PNG Leases – Suspension or Termination?

Petroleum and natural gas leases often contain a provision which permit the lessee to suspend production with payment of “delay rental” instead of the agreed royalty because of “lack of or an intermittent market”. However, where there is a continuing market for production, does the fact that such production is unprofitable justify the lessee terminating production and suspending royalty payments?

In a recent decision of the Alberta Court of Queen’s Bench, in an action by landowners for a declaration that production leases had terminated as a result of non-production, the court was required to consider whether a well becoming uneconomical to produce at current pricing justifies suspension of production and royalty payments. The leases at issue permitted the lessee to suspend production “as a result of a lack of or an intermittent market, or any cause whatsoever beyond the lessee’s reasonable control”. The defendant lessees acknowledged a market for production but asserted that production had been suspended because it was uneconomical.

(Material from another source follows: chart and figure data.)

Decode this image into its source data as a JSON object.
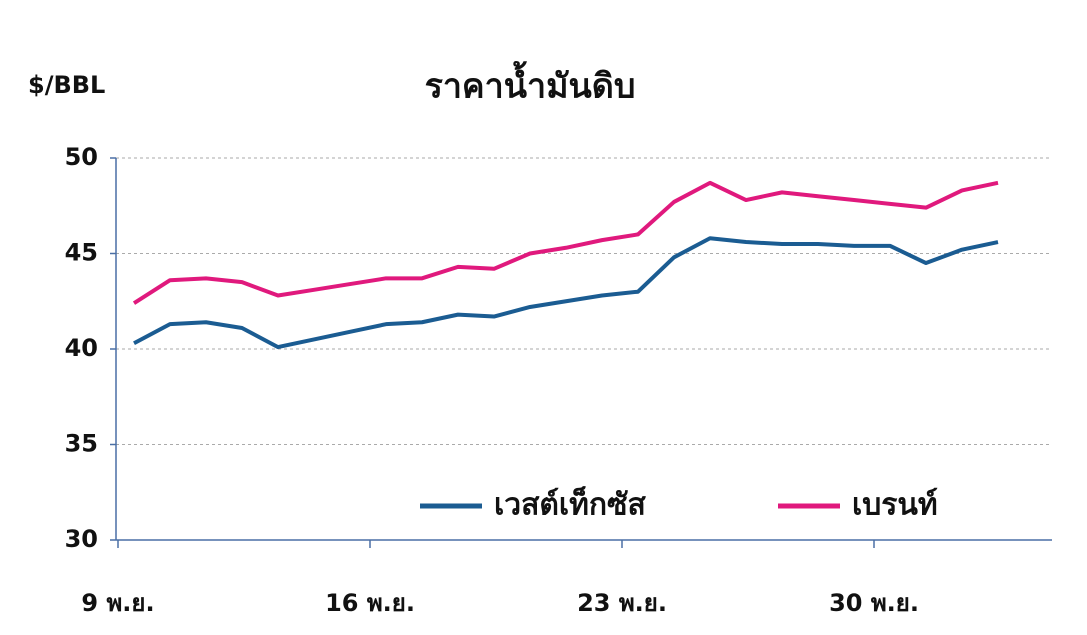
{
  "chart_data": {
    "type": "line",
    "title": "ราคาน้ำมันดิบ",
    "y_label": "$/BBL",
    "categories": [
      "9 พ.ย.",
      null,
      null,
      null,
      null,
      null,
      null,
      "16 พ.ย.",
      null,
      null,
      null,
      null,
      null,
      null,
      "23 พ.ย.",
      null,
      null,
      null,
      null,
      null,
      null,
      "30 พ.ย.",
      null,
      null,
      null
    ],
    "series": [
      {
        "name": "เวสต์เท็กซัส",
        "color": "#1b5c92",
        "values": [
          40.3,
          41.3,
          41.4,
          41.1,
          40.1,
          40.5,
          40.9,
          41.3,
          41.4,
          41.8,
          41.7,
          42.2,
          42.5,
          42.8,
          43.0,
          44.8,
          45.8,
          45.6,
          45.5,
          45.5,
          45.4,
          45.4,
          44.5,
          45.2,
          45.6
        ]
      },
      {
        "name": "เบรนท์",
        "color": "#e0197d",
        "values": [
          42.4,
          43.6,
          43.7,
          43.5,
          42.8,
          43.1,
          43.4,
          43.7,
          43.7,
          44.3,
          44.2,
          45.0,
          45.3,
          45.7,
          46.0,
          47.7,
          48.7,
          47.8,
          48.2,
          48.0,
          47.8,
          47.6,
          47.4,
          48.3,
          48.7
        ]
      }
    ],
    "ylim": [
      30,
      50
    ],
    "yticks": [
      30,
      35,
      40,
      45,
      50
    ],
    "grid": true,
    "legend": "lower right"
  }
}
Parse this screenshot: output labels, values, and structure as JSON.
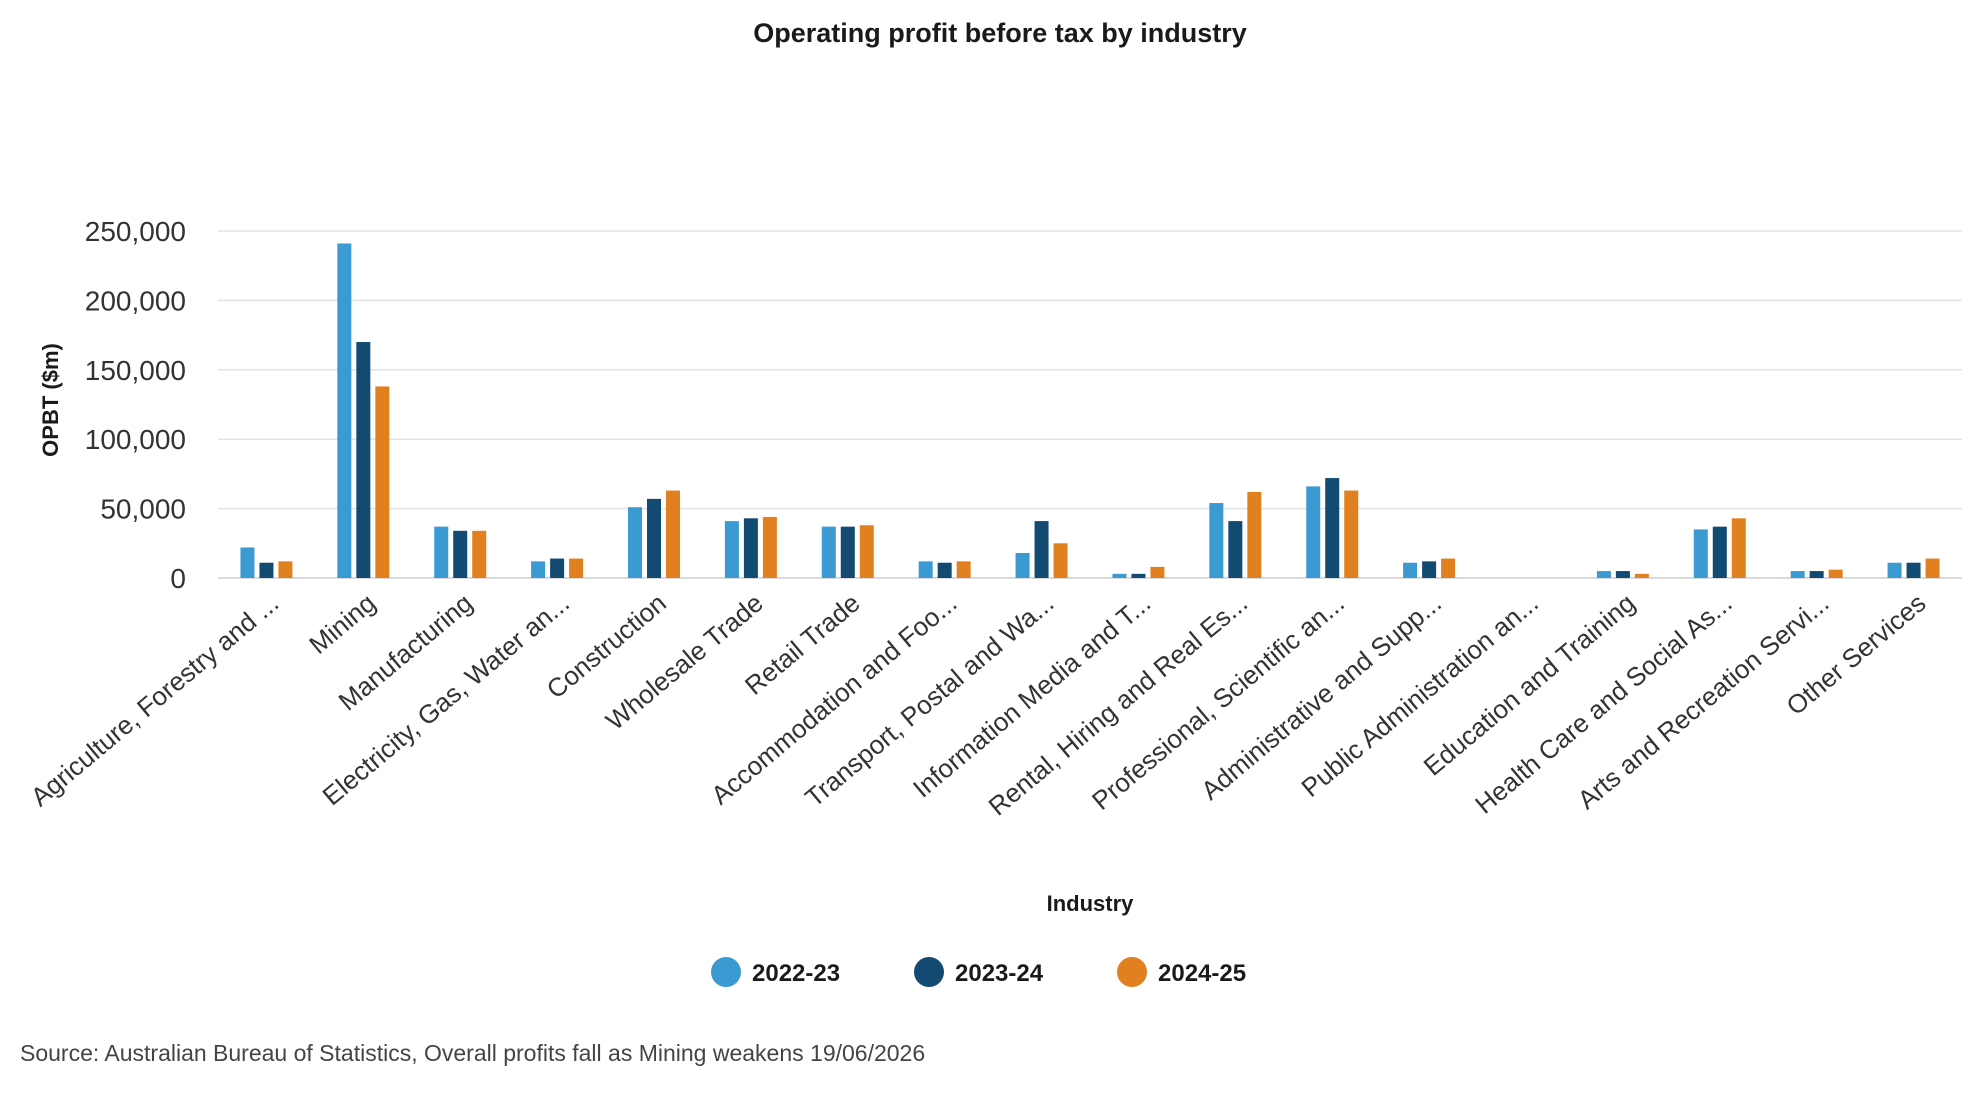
{
  "chart_data": {
    "type": "bar",
    "title": "Operating profit before tax by industry",
    "xlabel": "Industry",
    "ylabel": "OPBT ($m)",
    "ylim": [
      0,
      250000
    ],
    "yticks": [
      0,
      50000,
      100000,
      150000,
      200000,
      250000
    ],
    "ytick_labels": [
      "0",
      "50,000",
      "100,000",
      "150,000",
      "200,000",
      "250,000"
    ],
    "grid": true,
    "legend_position": "bottom",
    "categories": [
      "Agriculture, Forestry and ...",
      "Mining",
      "Manufacturing",
      "Electricity, Gas, Water an...",
      "Construction",
      "Wholesale Trade",
      "Retail Trade",
      "Accommodation and Foo...",
      "Transport, Postal and Wa...",
      "Information Media and T...",
      "Rental, Hiring and Real Es...",
      "Professional, Scientific an...",
      "Administrative and Supp...",
      "Public Administration an...",
      "Education and Training",
      "Health Care and Social As...",
      "Arts and Recreation Servi...",
      "Other Services"
    ],
    "series": [
      {
        "name": "2022-23",
        "color": "#3b9ad2",
        "values": [
          22000,
          241000,
          37000,
          12000,
          51000,
          41000,
          37000,
          12000,
          18000,
          3000,
          54000,
          66000,
          11000,
          0,
          5000,
          35000,
          5000,
          11000
        ]
      },
      {
        "name": "2023-24",
        "color": "#124a72",
        "values": [
          11000,
          170000,
          34000,
          14000,
          57000,
          43000,
          37000,
          11000,
          41000,
          3000,
          41000,
          72000,
          12000,
          0,
          5000,
          37000,
          5000,
          11000
        ]
      },
      {
        "name": "2024-25",
        "color": "#e0801f",
        "values": [
          12000,
          138000,
          34000,
          14000,
          63000,
          44000,
          38000,
          12000,
          25000,
          8000,
          62000,
          63000,
          14000,
          0,
          3000,
          43000,
          6000,
          14000
        ]
      }
    ]
  },
  "source": "Source: Australian Bureau of Statistics, Overall profits fall as Mining weakens 19/06/2026"
}
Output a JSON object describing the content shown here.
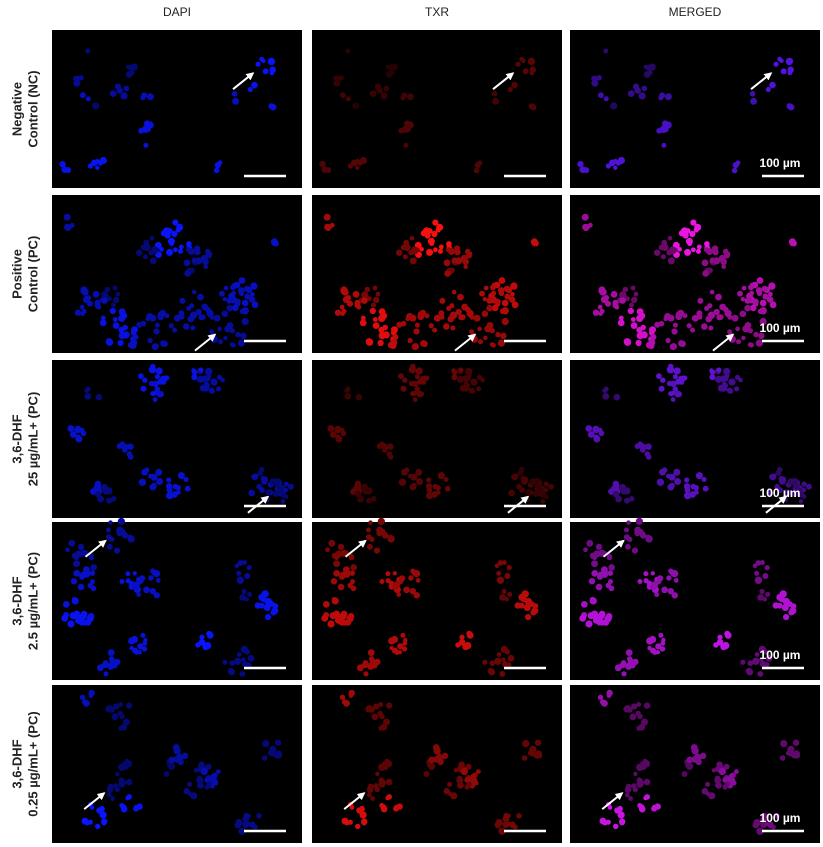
{
  "columns": [
    "DAPI",
    "TXR",
    "MERGED"
  ],
  "rows": [
    {
      "label": [
        "Negative",
        "Control (NC)"
      ]
    },
    {
      "label": [
        "Positive",
        "Control (PC)"
      ]
    },
    {
      "label": [
        "3,6-DHF",
        "25 µg/mL+ (PC)"
      ]
    },
    {
      "label": [
        "3,6-DHF",
        "2.5 µg/mL+ (PC)"
      ]
    },
    {
      "label": [
        "3,6-DHF",
        "0.25 µg/mL+ (PC)"
      ]
    }
  ],
  "scale_label": "100 µm"
}
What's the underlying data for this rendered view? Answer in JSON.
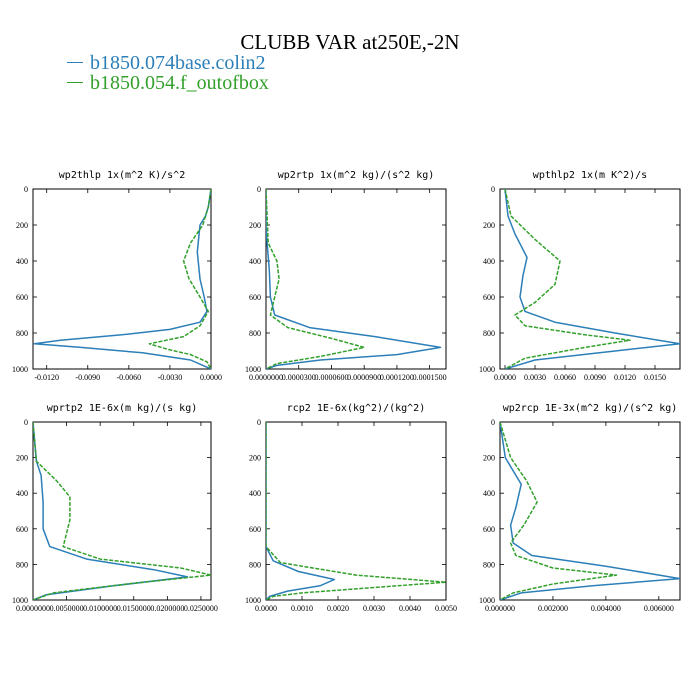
{
  "figure": {
    "title": "CLUBB VAR at250E,-2N",
    "legend": [
      {
        "label": "b1850.074base.colin2",
        "color": "#2c7fb8",
        "dash": "solid"
      },
      {
        "label": "b1850.054.f_outofbox",
        "color": "#33a02c",
        "dash": "dashed"
      }
    ]
  },
  "chart_data": [
    {
      "type": "line",
      "title": "wp2thlp  1x(m^2 K)/s^2",
      "xlim": [
        -0.013,
        0.0
      ],
      "ylim": [
        1000,
        0
      ],
      "xticks": [
        -0.012,
        -0.009,
        -0.006,
        -0.003,
        0.0
      ],
      "xticklabels": [
        "-0.0120",
        "-0.0090",
        "-0.0060",
        "-0.0030",
        "0.0000"
      ],
      "yticks": [
        0,
        200,
        400,
        600,
        800,
        1000
      ],
      "series": [
        {
          "name": "b1850.074base.colin2",
          "x": [
            0.0,
            -0.0002,
            -0.0004,
            -0.0008,
            -0.001,
            -0.0008,
            -0.0005,
            -0.0003,
            -0.0008,
            -0.003,
            -0.0065,
            -0.011,
            -0.0129,
            -0.0095,
            -0.005,
            -0.0015,
            0.0
          ],
          "y": [
            0,
            100,
            150,
            200,
            350,
            500,
            600,
            680,
            740,
            780,
            810,
            840,
            860,
            880,
            910,
            950,
            1000
          ]
        },
        {
          "name": "b1850.054.f_outofbox",
          "x": [
            0.0,
            -0.0002,
            -0.0006,
            -0.0015,
            -0.002,
            -0.0016,
            -0.0008,
            -0.0002,
            -0.0008,
            -0.002,
            -0.0045,
            -0.0032,
            -0.0015,
            -0.0003,
            0.0
          ],
          "y": [
            0,
            100,
            200,
            300,
            400,
            500,
            600,
            680,
            760,
            820,
            860,
            890,
            920,
            960,
            1000
          ]
        }
      ]
    },
    {
      "type": "line",
      "title": "wp2rtp  1x(m^2 kg)/(s^2 kg)",
      "xlim": [
        0.0,
        0.000165
      ],
      "ylim": [
        1000,
        0
      ],
      "xticks": [
        0.0,
        3e-05,
        6e-05,
        9e-05,
        0.00012,
        0.00015
      ],
      "xticklabels": [
        "0.0000000",
        "0.0000300",
        "0.0000600",
        "0.0000900",
        "0.0001200",
        "0.0001500"
      ],
      "yticks": [
        0,
        200,
        400,
        600,
        800,
        1000
      ],
      "series": [
        {
          "name": "b1850.074base.colin2",
          "x": [
            0.0,
            0.0,
            1e-06,
            3e-06,
            4e-06,
            8e-06,
            4e-05,
            0.0001,
            0.00016,
            0.00012,
            5e-05,
            1e-05,
            0.0
          ],
          "y": [
            0,
            200,
            300,
            450,
            600,
            700,
            770,
            820,
            880,
            920,
            950,
            980,
            1000
          ]
        },
        {
          "name": "b1850.054.f_outofbox",
          "x": [
            0.0,
            2e-06,
            1e-05,
            1.2e-05,
            8e-06,
            4e-06,
            2e-05,
            6e-05,
            9e-05,
            5e-05,
            1e-05,
            0.0
          ],
          "y": [
            0,
            300,
            400,
            500,
            600,
            700,
            770,
            830,
            880,
            930,
            970,
            1000
          ]
        }
      ]
    },
    {
      "type": "line",
      "title": "wpthlp2  1x(m K^2)/s",
      "xlim": [
        -0.0005,
        0.0175
      ],
      "ylim": [
        1000,
        0
      ],
      "xticks": [
        0.0,
        0.003,
        0.006,
        0.009,
        0.012,
        0.015
      ],
      "xticklabels": [
        "0.0000",
        "0.0030",
        "0.0060",
        "0.0090",
        "0.0120",
        "0.0150"
      ],
      "yticks": [
        0,
        200,
        400,
        600,
        800,
        1000
      ],
      "series": [
        {
          "name": "b1850.074base.colin2",
          "x": [
            0.0,
            0.0003,
            0.001,
            0.0022,
            0.0018,
            0.0015,
            0.002,
            0.005,
            0.011,
            0.0175,
            0.011,
            0.003,
            0.0
          ],
          "y": [
            0,
            150,
            250,
            380,
            480,
            600,
            680,
            740,
            800,
            860,
            900,
            950,
            1000
          ]
        },
        {
          "name": "b1850.054.f_outofbox",
          "x": [
            0.0,
            0.0006,
            0.003,
            0.0055,
            0.005,
            0.003,
            0.001,
            0.002,
            0.008,
            0.0125,
            0.008,
            0.002,
            0.0
          ],
          "y": [
            0,
            150,
            280,
            400,
            530,
            630,
            700,
            760,
            810,
            840,
            880,
            940,
            1000
          ]
        }
      ]
    },
    {
      "type": "line",
      "title": "wprtp2  1E-6x(m kg)/(s kg)",
      "xlim": [
        0.0,
        0.0265
      ],
      "ylim": [
        1000,
        0
      ],
      "xticks": [
        0.0,
        0.005,
        0.01,
        0.015,
        0.02,
        0.025
      ],
      "xticklabels": [
        "0.0000000",
        "0.0050000",
        "0.0100000",
        "0.0150000",
        "0.0200000",
        "0.0250000"
      ],
      "yticks": [
        0,
        200,
        400,
        600,
        800,
        1000
      ],
      "series": [
        {
          "name": "b1850.074base.colin2",
          "x": [
            0.0,
            0.0005,
            0.0012,
            0.0015,
            0.0015,
            0.0025,
            0.008,
            0.018,
            0.023,
            0.012,
            0.002,
            0.0
          ],
          "y": [
            0,
            220,
            300,
            450,
            600,
            700,
            770,
            830,
            870,
            920,
            970,
            1000
          ]
        },
        {
          "name": "b1850.054.f_outofbox",
          "x": [
            0.0,
            0.0005,
            0.0035,
            0.0055,
            0.0055,
            0.0045,
            0.01,
            0.022,
            0.0265,
            0.014,
            0.003,
            0.0
          ],
          "y": [
            0,
            220,
            330,
            420,
            550,
            700,
            770,
            820,
            860,
            910,
            960,
            1000
          ]
        }
      ]
    },
    {
      "type": "line",
      "title": "rcp2  1E-6x(kg^2)/(kg^2)",
      "xlim": [
        0.0,
        0.005
      ],
      "ylim": [
        1000,
        0
      ],
      "xticks": [
        0.0,
        0.001,
        0.002,
        0.003,
        0.004,
        0.005
      ],
      "xticklabels": [
        "0.0000",
        "0.0010",
        "0.0020",
        "0.0030",
        "0.0040",
        "0.0050"
      ],
      "yticks": [
        0,
        200,
        400,
        600,
        800,
        1000
      ],
      "series": [
        {
          "name": "b1850.074base.colin2",
          "x": [
            0.0,
            0.0,
            0.0002,
            0.0009,
            0.0019,
            0.0015,
            0.0006,
            0.0001,
            0.0
          ],
          "y": [
            0,
            700,
            780,
            840,
            885,
            920,
            950,
            980,
            1000
          ]
        },
        {
          "name": "b1850.054.f_outofbox",
          "x": [
            0.0,
            0.0,
            0.0004,
            0.0025,
            0.005,
            0.003,
            0.001,
            0.0002,
            0.0
          ],
          "y": [
            0,
            700,
            790,
            860,
            900,
            930,
            960,
            980,
            1000
          ]
        }
      ]
    },
    {
      "type": "line",
      "title": "wp2rcp  1E-3x(m^2 kg)/(s^2 kg)",
      "xlim": [
        0.0,
        0.0068
      ],
      "ylim": [
        1000,
        0
      ],
      "xticks": [
        0.0,
        0.002,
        0.004,
        0.006
      ],
      "xticklabels": [
        "0.000000",
        "0.002000",
        "0.004000",
        "0.006000"
      ],
      "yticks": [
        0,
        200,
        400,
        600,
        800,
        1000
      ],
      "series": [
        {
          "name": "b1850.074base.colin2",
          "x": [
            0.0,
            0.0002,
            0.0008,
            0.0006,
            0.0004,
            0.0005,
            0.0012,
            0.004,
            0.0068,
            0.0035,
            0.0008,
            0.0
          ],
          "y": [
            0,
            200,
            350,
            480,
            580,
            680,
            750,
            810,
            880,
            920,
            960,
            1000
          ]
        },
        {
          "name": "b1850.054.f_outofbox",
          "x": [
            0.0,
            0.0004,
            0.001,
            0.0014,
            0.0009,
            0.0004,
            0.0006,
            0.002,
            0.0044,
            0.002,
            0.0005,
            0.0
          ],
          "y": [
            0,
            200,
            330,
            450,
            580,
            680,
            750,
            820,
            860,
            910,
            960,
            1000
          ]
        }
      ]
    }
  ]
}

In interpreting the lease provisions, the court commented:

“The Plaintiffs further submit that the Defendants’ proposed interpretation of ‘any cause whatsoever beyond the Lessee’s reasonable control’ would reallocate the business risk of an unprofitable market to the freeholder lessors by allowing the Lessees to hold the leases indefinitely based on their internal rates and the profitability of their oil and gas operations. The Defendants do not suggest that an interpretation of [the lease] language should depend on the particular hurdle rates of the Defendants. They have adduced expert evidence to establish that the [well] would not have been profitable to produce during the shut in period from the perspective of a prudent operator, a more objective standard.”

In dismissing the landowners’ action and upholding the continuing validity of the subject leases, the court concluded:

“ … I accept that the [well] was shut in in July, 1995 for causes beyond the Lessees’ reasonable control, in that it was uneconomical to produce during the shut in period given the low price of gas and relatively high costs of production and processing, effectively a lack of an economic market.

“ … The question remains whether circumstances changed during the shut in period such that a prudent operator would have foreseen profitability and taken steps to produce from the [well], and when that change occurred.

“For reasons I’ve already given, I accept … that the reactivation of the [well] during the shut in period was never economical, and that it would not have been commercially prudent to consider taking steps to recomplete [production] until the second or third quarter of the year 2000.”

Whether or not suspension of production by a lessee under a production lease may be justified because of market conditions, or may result in termination of lease, will depend upon the specific language of the lease. Even where non-production may be justified because of market conditions, it is the objective standard of the reasonable operator which is to be applied and not simply the internal financial considerations of a particular operator.